Several indicated that recruitment activity had been placed on hold pending the lockdown, but reflected the ‘cautious optimism’ note of Frieda Crawford.
Louise Hall-Strutt of Find Recruitment said the agency had clients handling video interviews, a practice that would undoubtedly increase in future.
“Most clients are still recruiting what they view as key roles, usually the more senior level opportunities, meaning there probably will be less opportunities for graduates and junior lawyers at this stage, but we will recover from this, so it is a good time to work on your CV, reach out to a recruitment consultant you trust for advice and assistance and do some research on the market and different areas.”
Younger lawyers would need to take a more flexible approach in respect of their first or second moves
Peter Clark at Fluid Recruitment confirmed a generally upbeat attitude from clients, although there were clearly challenges ahead but it was not a “doom and gloom” attitude.
“It does seem so far that the legal sector is slightly better positioned to adapt compared to many other industries. Whilst obvious areas will taper off, a lot of our clients seem to be taking a long term view of things, we still have new roles coming through and Partners still seem keen to hear about strong prospective applicants coming available. Firms that were short of staff previously are still looking to appoint which is a really good sign.”
Whilst it is understandably a lot quieter than usual as the market adjusts our personal view is everyone will all be looking to find the new normality as soon as possible. We still have a number of Graduate and Intermediate level roles live across a number of fields and throughout the different regions in the country so although young aspiring lawyers looking making their first or second moves will likely need to be more flexible as to their preferred areas moving forwards it is definitely not all doom and gloom at all.

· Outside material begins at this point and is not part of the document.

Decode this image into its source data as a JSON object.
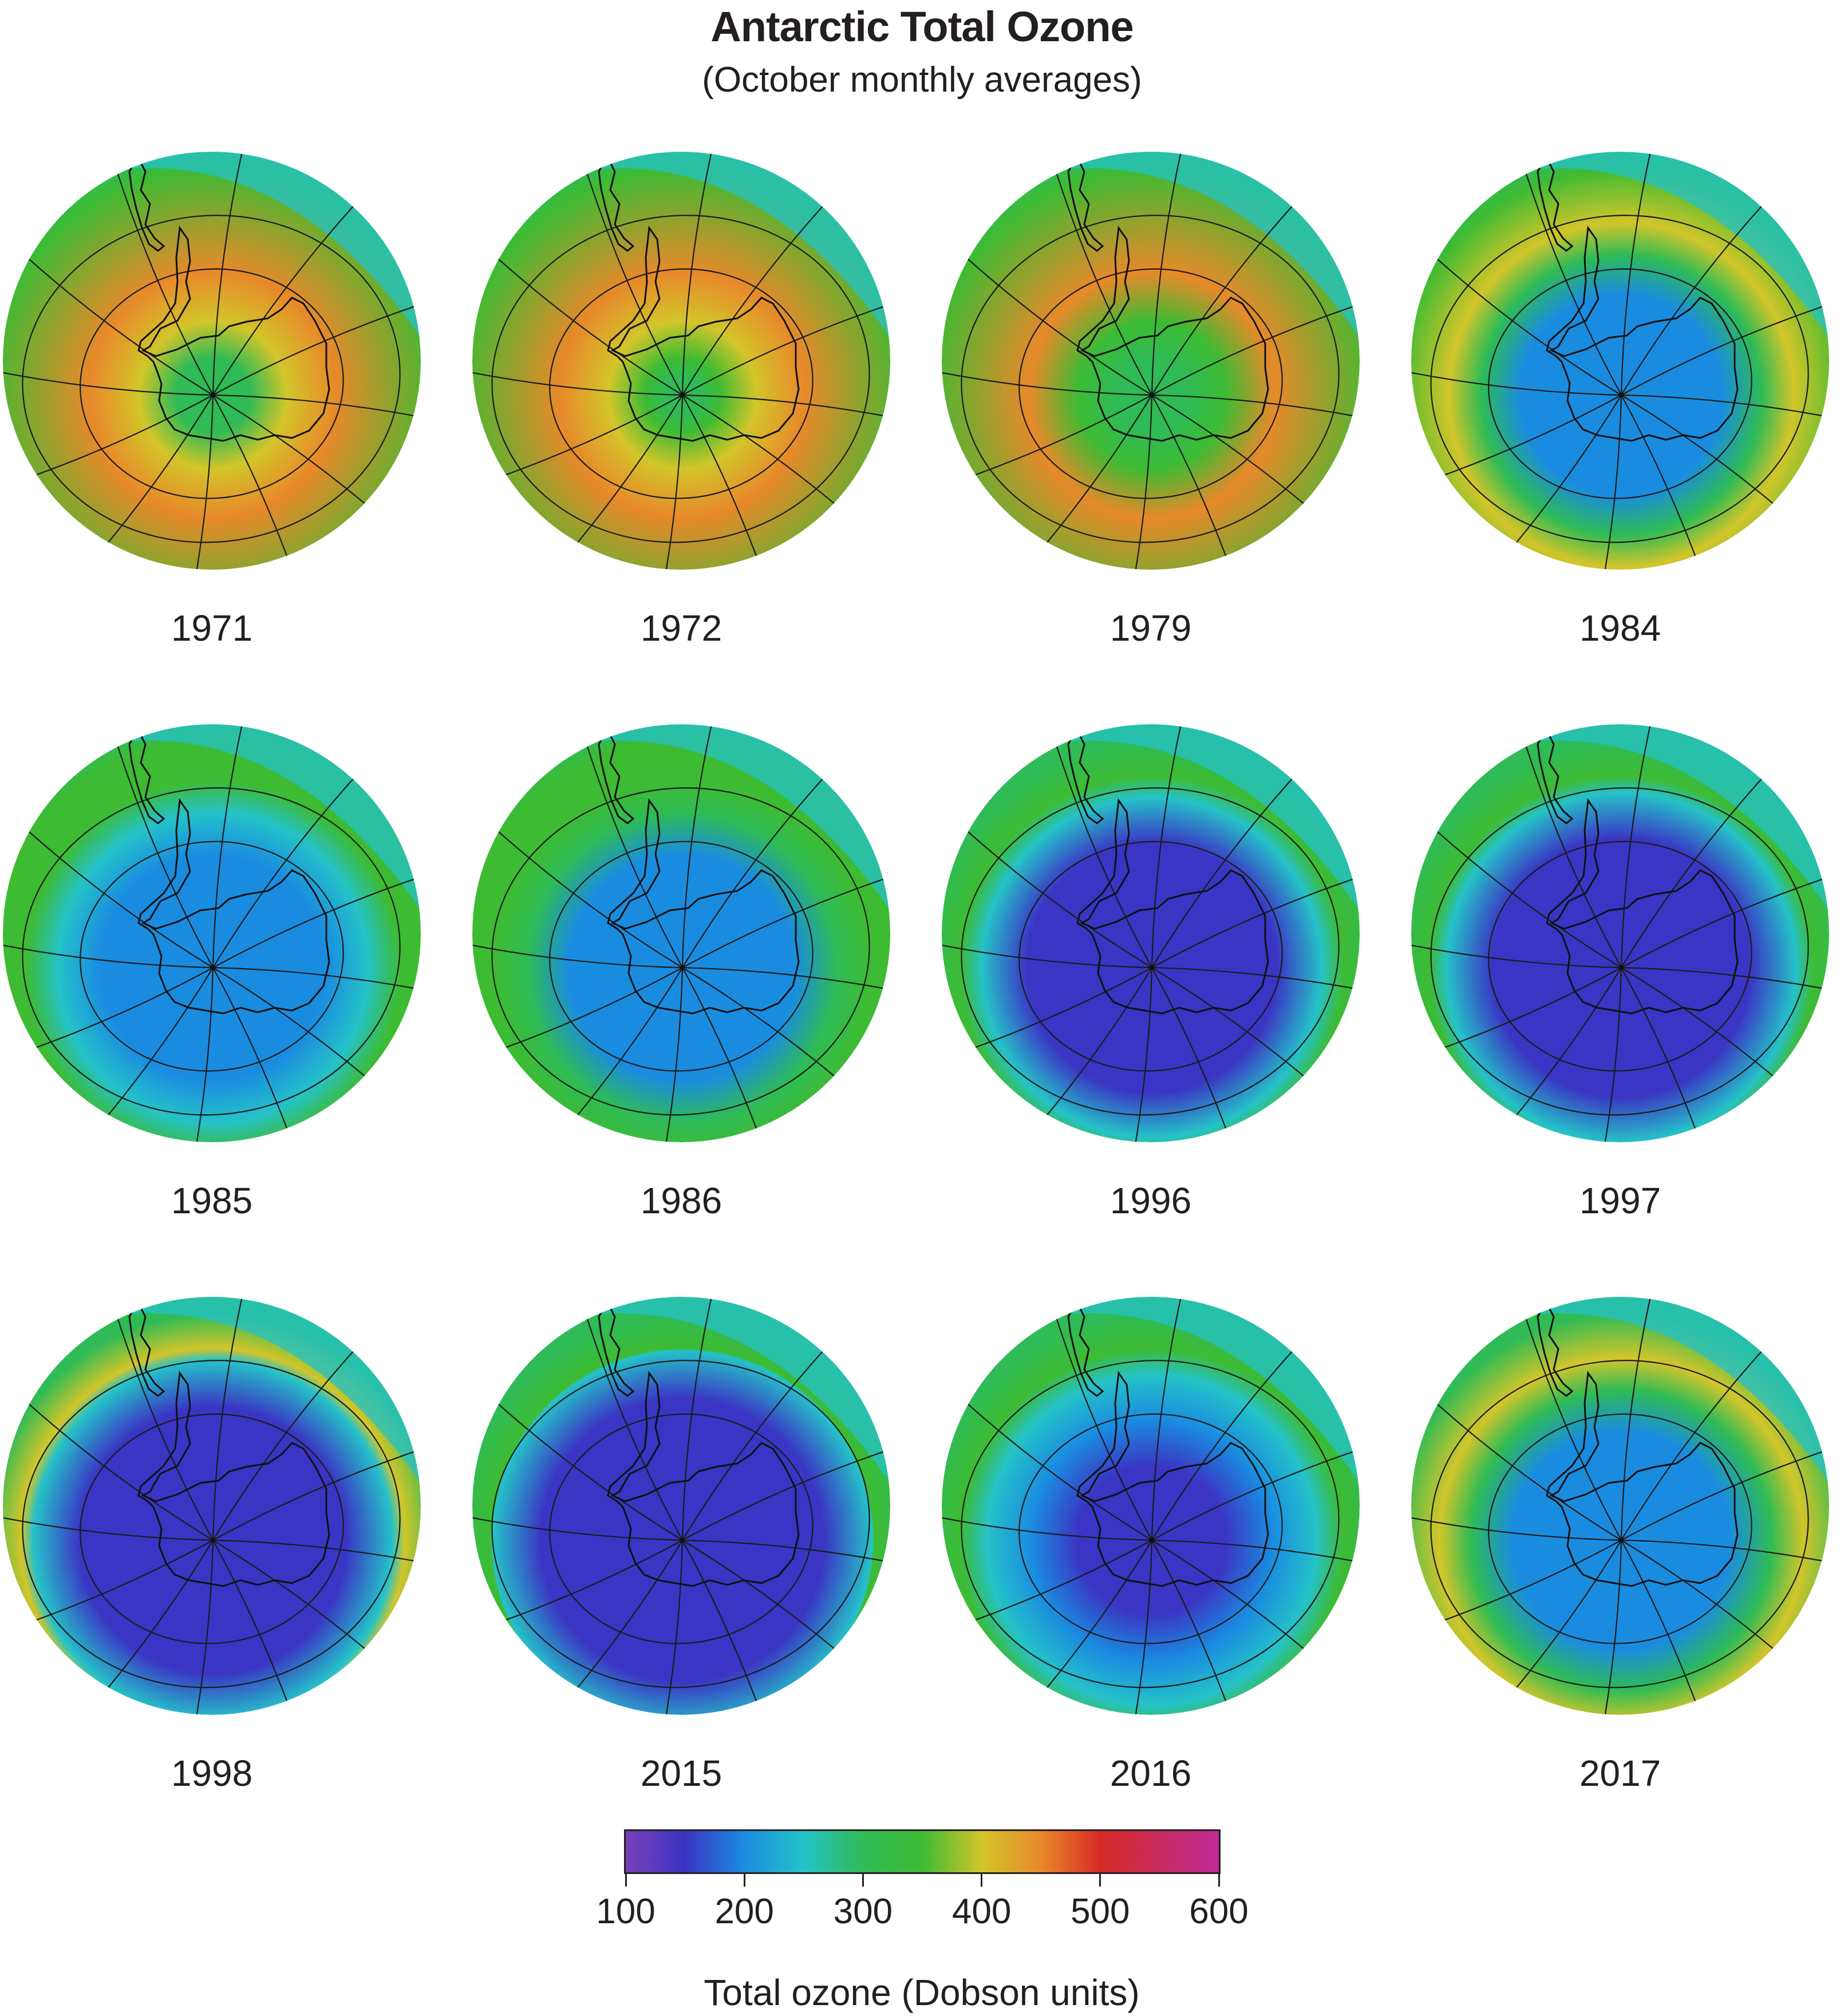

In-house legal recruiter Jenny Williams of Williams Legal Recruitment (right) said that most in-house teams are currently focused on helping their employers navigage the impacts to the coronavirus with ‘business as usual’ legal work being reprioritised.

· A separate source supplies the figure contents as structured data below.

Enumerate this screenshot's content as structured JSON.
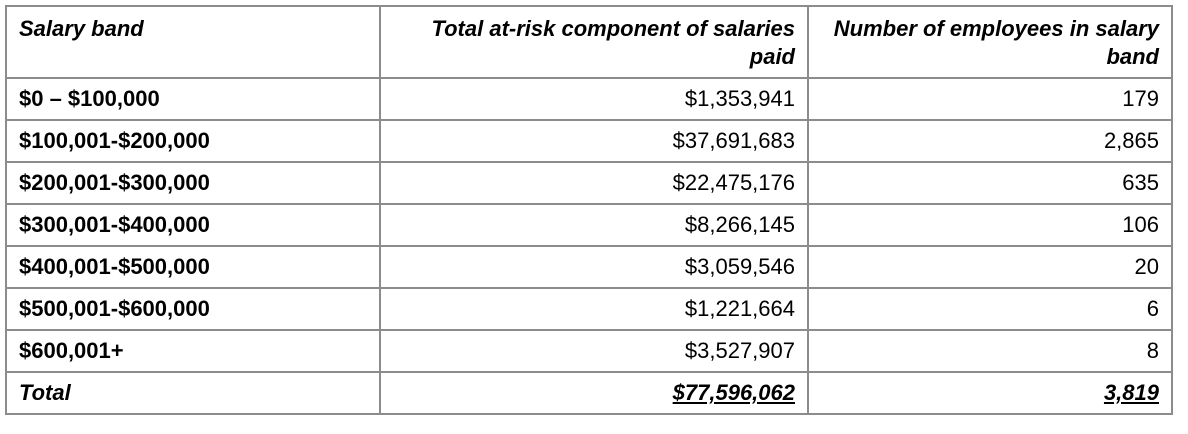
{
  "table": {
    "headers": {
      "band": "Salary band",
      "at_risk": "Total at-risk component of salaries paid",
      "employees": "Number of employees in salary band"
    },
    "rows": [
      {
        "band": "$0 – $100,000",
        "at_risk": "$1,353,941",
        "employees": "179"
      },
      {
        "band": "$100,001-$200,000",
        "at_risk": "$37,691,683",
        "employees": "2,865"
      },
      {
        "band": "$200,001-$300,000",
        "at_risk": "$22,475,176",
        "employees": "635"
      },
      {
        "band": "$300,001-$400,000",
        "at_risk": "$8,266,145",
        "employees": "106"
      },
      {
        "band": "$400,001-$500,000",
        "at_risk": "$3,059,546",
        "employees": "20"
      },
      {
        "band": "$500,001-$600,000",
        "at_risk": "$1,221,664",
        "employees": "6"
      },
      {
        "band": "$600,001+",
        "at_risk": "$3,527,907",
        "employees": "8"
      }
    ],
    "total": {
      "label": "Total",
      "at_risk": "$77,596,062",
      "employees": "3,819"
    }
  }
}
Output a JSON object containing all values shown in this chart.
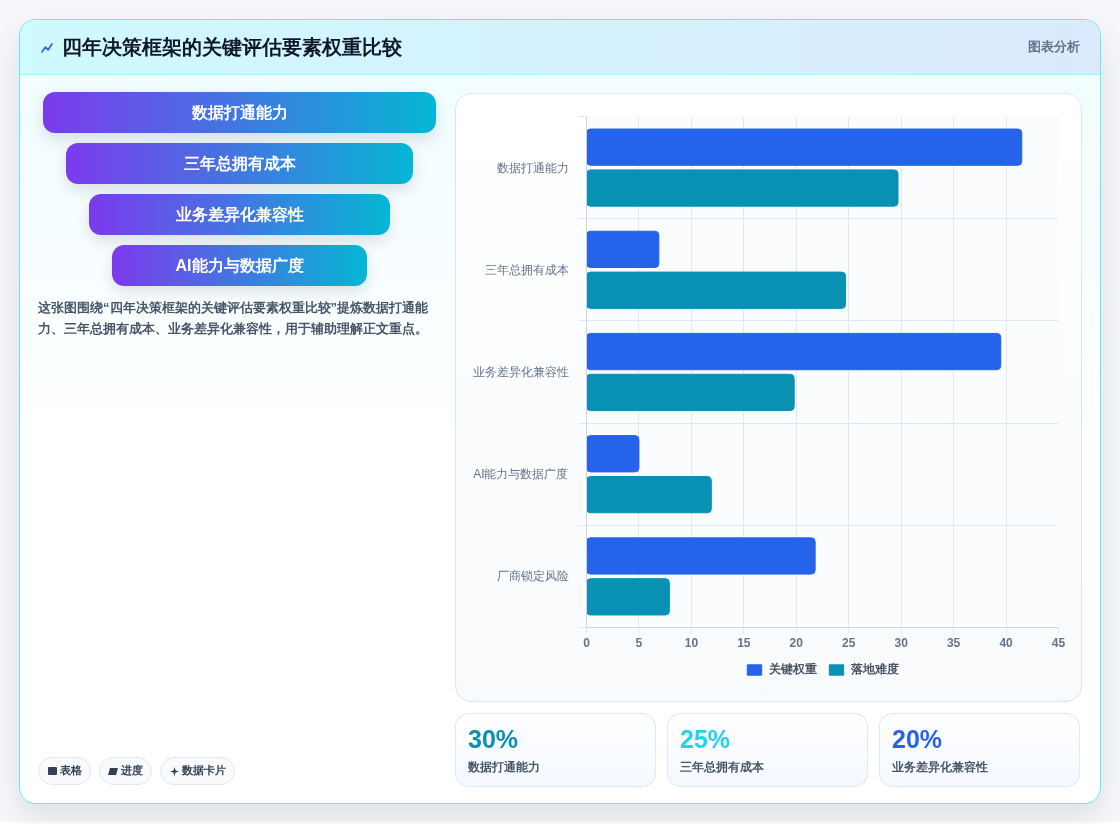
{
  "chart_data": [
    {
      "type": "other",
      "title": "四年决策框架的关键评估要素权重比较",
      "categories": [
        "数据打通能力",
        "三年总拥有成本",
        "业务差异化兼容性",
        "AI能力与数据广度"
      ],
      "annotations": [
        "这张图围绕“四年决策框架的关键评估要素权重比较”提炼数据打通能力、三年总拥有成本、业务差异化兼容性，用于辅助理解正文重点。",
        "表格",
        "进度",
        "数据卡片"
      ]
    },
    {
      "type": "bar",
      "subtitle": "图表分析",
      "orientation": "horizontal",
      "categories": [
        "数据打通能力",
        "三年总拥有成本",
        "业务差异化兼容性",
        "AI能力与数据广度",
        "厂商锁定风险"
      ],
      "series": [
        {
          "name": "关键权重",
          "color": "#2563eb",
          "values": [
            41.5,
            6.9,
            39.5,
            5.0,
            21.8
          ]
        },
        {
          "name": "落地难度",
          "color": "#0891b2",
          "values": [
            29.7,
            24.7,
            19.8,
            11.9,
            7.9
          ]
        }
      ],
      "xlim": [
        0,
        45
      ],
      "xticks": [
        0,
        5,
        10,
        15,
        20,
        25,
        30,
        35,
        40,
        45
      ],
      "grid": true,
      "legend": "bottom"
    },
    {
      "type": "other",
      "categories": [
        "数据打通能力",
        "三年总拥有成本",
        "业务差异化兼容性"
      ],
      "values": [
        30,
        25,
        20
      ],
      "value_labels": [
        "30%",
        "25%",
        "20%"
      ],
      "colors": [
        "#0891b2",
        "#22d3ee",
        "#2563eb"
      ]
    }
  ]
}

She believes that it will take some time to rebuild recruitment momentum and although the “wheels will continue to turn again” in-house departments will be revisiting their recruiting needs and how best to handle their workoads.
“General Counsel and Team Leaders will need to be careful not to over burden lawyers in their teams particularly if they had roles to fill (now paused) prior to the lockdown.
“My expectation is that opportunities will continue to be available for in-house lawyers with the right skills and experience however recruitment activity will be at a more modest and moderate level,” she said.
Most recruiters report that they are not seeing any large scale layoffs. Unlike other jurisdictions – notably Australia and the UK – a major recruiter noted that they had not seen bonus deferrals or requierements to take up annual leave among the steps being taken by New Zealand firms which, they noted, are generally run on a relatively lean basis in any event.
“We know that the legal industry has a history of faring well in economic downturns, due in large part to the important services they provide,” said Frieda Crawford. “In particular, we envisage employment and restructuring/insolvency practice areas will require more staff to deal with an increase in demand.”
Another recruiter indicated that they were aware of contingency plans for layoffs from a larger firm, although it was very much a ‘wait-and-see situation.
New Legal Opportunities
In line with the need for greater flexibility among younger and intermediate lawyers, recruiters also indicated that some areas of law were going to create some increased demand.
Among the ‘growth’ areas were employment, along with insolvency, immigration, finance, some corporate sectors and others.
In the meantime, the easing of the lockdown will also clarify the picture of just where the law jobs will be – and how many of them.